Eduardo Coutinho

Coutinho: “Quem fala sozinho está no hospício. Eu filme relações”

Ninguém que conheça a obra – e por aí a visão de mundo – de Eduardo Coutinho poderia sequer imaginar a maneira brutal e trágica como sua morte aconteceu ontem. Resolvi resgatar essa entrevista que fiz com ele em fevereiro do ano passado – provavelmente a última que ele concedeu para a Paraíba.

Cabra Marcado para Morrer (1984) iria abrir (como abriu mesmo) a Mostra Noite de Estreia. Não era, claro, uma estreia ao pé-da-letra, mas de certa forma era a maior estreia de todas da programação: a cópia restaurada, estalando de nova, em 35mm, de um dos grandes documentários brasileiros (e que tem a Paraíba como protagonista).

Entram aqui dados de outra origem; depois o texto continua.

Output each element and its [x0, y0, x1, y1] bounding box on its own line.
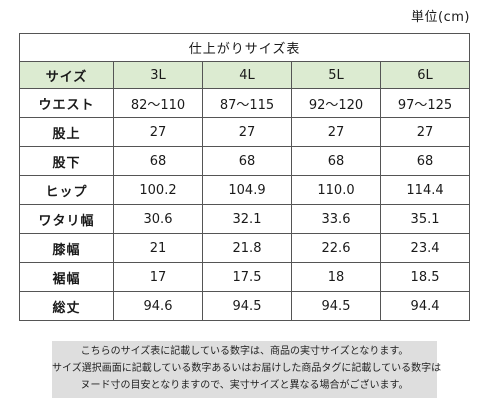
table-cell: 68: [379, 146, 471, 176]
table-cell: 94.5: [291, 291, 381, 321]
note-line: サイズ選択画面に記載している数字あるいはお届けした商品タグに記載している数字は: [52, 363, 442, 374]
table-header-row: サイズ 3L 4L 5L 6L: [19, 61, 471, 89]
table-cell: 27: [291, 117, 381, 147]
table-row-hip: ヒップ 100.2 104.9 110.0 114.4: [19, 175, 471, 205]
table-row-length: 総丈 94.6 94.5 94.5 94.4: [19, 291, 471, 321]
table-cell: 21.8: [202, 233, 292, 263]
table-cell: 27: [379, 117, 471, 147]
table-cell: 27: [202, 117, 292, 147]
header-size-5l: 5L: [291, 61, 381, 89]
header-size-4l: 4L: [202, 61, 292, 89]
note-line: ヌード寸の目安となりますので、実寸サイズと異なる場合がございます。: [80, 380, 409, 391]
row-label: 裾幅: [19, 262, 114, 292]
table-cell: 35.1: [379, 204, 471, 234]
table-cell: 97～125: [379, 88, 471, 118]
row-label: ヒップ: [19, 175, 114, 205]
table-cell: 87～115: [202, 88, 292, 118]
table-row-hem: 裾幅 17 17.5 18 18.5: [19, 262, 471, 292]
row-label: 股上: [19, 117, 114, 147]
row-label: 膝幅: [19, 233, 114, 263]
table-row-waist: ウエスト 82～110 87～115 92～120 97～125: [19, 88, 471, 118]
table-cell: 94.6: [113, 291, 203, 321]
header-size-6l: 6L: [379, 61, 471, 89]
row-label: ウエスト: [19, 88, 114, 118]
unit-label: 単位(cm): [411, 10, 470, 25]
table-row-thigh: ワタリ幅 30.6 32.1 33.6 35.1: [19, 204, 471, 234]
table-cell: 33.6: [291, 204, 381, 234]
table-cell: 21: [113, 233, 203, 263]
table-cell: 17: [113, 262, 203, 292]
table-cell: 30.6: [113, 204, 203, 234]
row-label: 股下: [19, 146, 114, 176]
header-size-3l: 3L: [113, 61, 203, 89]
table-cell: 27: [113, 117, 203, 147]
table-cell: 18.5: [379, 262, 471, 292]
table-cell: 68: [202, 146, 292, 176]
row-label: 総丈: [19, 291, 114, 321]
table-cell: 92～120: [291, 88, 381, 118]
table-cell: 94.5: [202, 291, 292, 321]
table-row-rise: 股上 27 27 27 27: [19, 117, 471, 147]
header-label: サイズ: [19, 61, 114, 89]
table-cell: 68: [113, 146, 203, 176]
table-cell: 22.6: [291, 233, 381, 263]
table-cell: 68: [291, 146, 381, 176]
table-cell: 100.2: [113, 175, 203, 205]
table-row-knee: 膝幅 21 21.8 22.6 23.4: [19, 233, 471, 263]
row-label: ワタリ幅: [19, 204, 114, 234]
table-title: 仕上がりサイズ表: [18, 33, 471, 62]
table-cell: 104.9: [202, 175, 292, 205]
table-cell: 82～110: [113, 88, 203, 118]
size-note-box: こちらのサイズ表に記載している数字は、商品の実寸サイズとなります。 サイズ選択画…: [52, 341, 442, 398]
table-row-inseam: 股下 68 68 68 68: [19, 146, 471, 176]
note-line: こちらのサイズ表に記載している数字は、商品の実寸サイズとなります。: [80, 346, 409, 357]
table-cell: 23.4: [379, 233, 471, 263]
table-title-row: 仕上がりサイズ表: [18, 33, 471, 62]
table-cell: 17.5: [202, 262, 292, 292]
table-cell: 114.4: [379, 175, 471, 205]
table-cell: 18: [291, 262, 381, 292]
table-cell: 110.0: [291, 175, 381, 205]
table-cell: 94.4: [379, 291, 471, 321]
size-chart-table: 仕上がりサイズ表 サイズ 3L 4L 5L 6L ウエスト 82～110 87～…: [18, 33, 471, 321]
table-cell: 32.1: [202, 204, 292, 234]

O próprio Coutinho só tinha visto o filme uma vez, na Cinemateca Brasileira, em São Paulo. Ele ainda nem havia sido exibido nos cinemas cariocas. É a cópia que vai gerar o DVD oficial do filme, para o qual novas entrevistas foram feitas pelo cineasta para os extras e uma faixa de comentários em áudio foi gravada há poucos dias por ele, o jornalista Carlos Alberto Mattos (do blog de quem roubei a foto abaixo) e Eduardo Escorel.

coutinho

Conversei com Coutinho por telefone para o Correio da Paraíba. Falamos da cópia nova, das discussões entre televisão e cinema, do modo dele de fazer documentários, etc. Já disseram que ele não gostava de dar entrevistas, mas nosso papo foi muito bom, muito agradável. Conversamos bastante e poderíamos ter conversado mais, não fosse o deadline.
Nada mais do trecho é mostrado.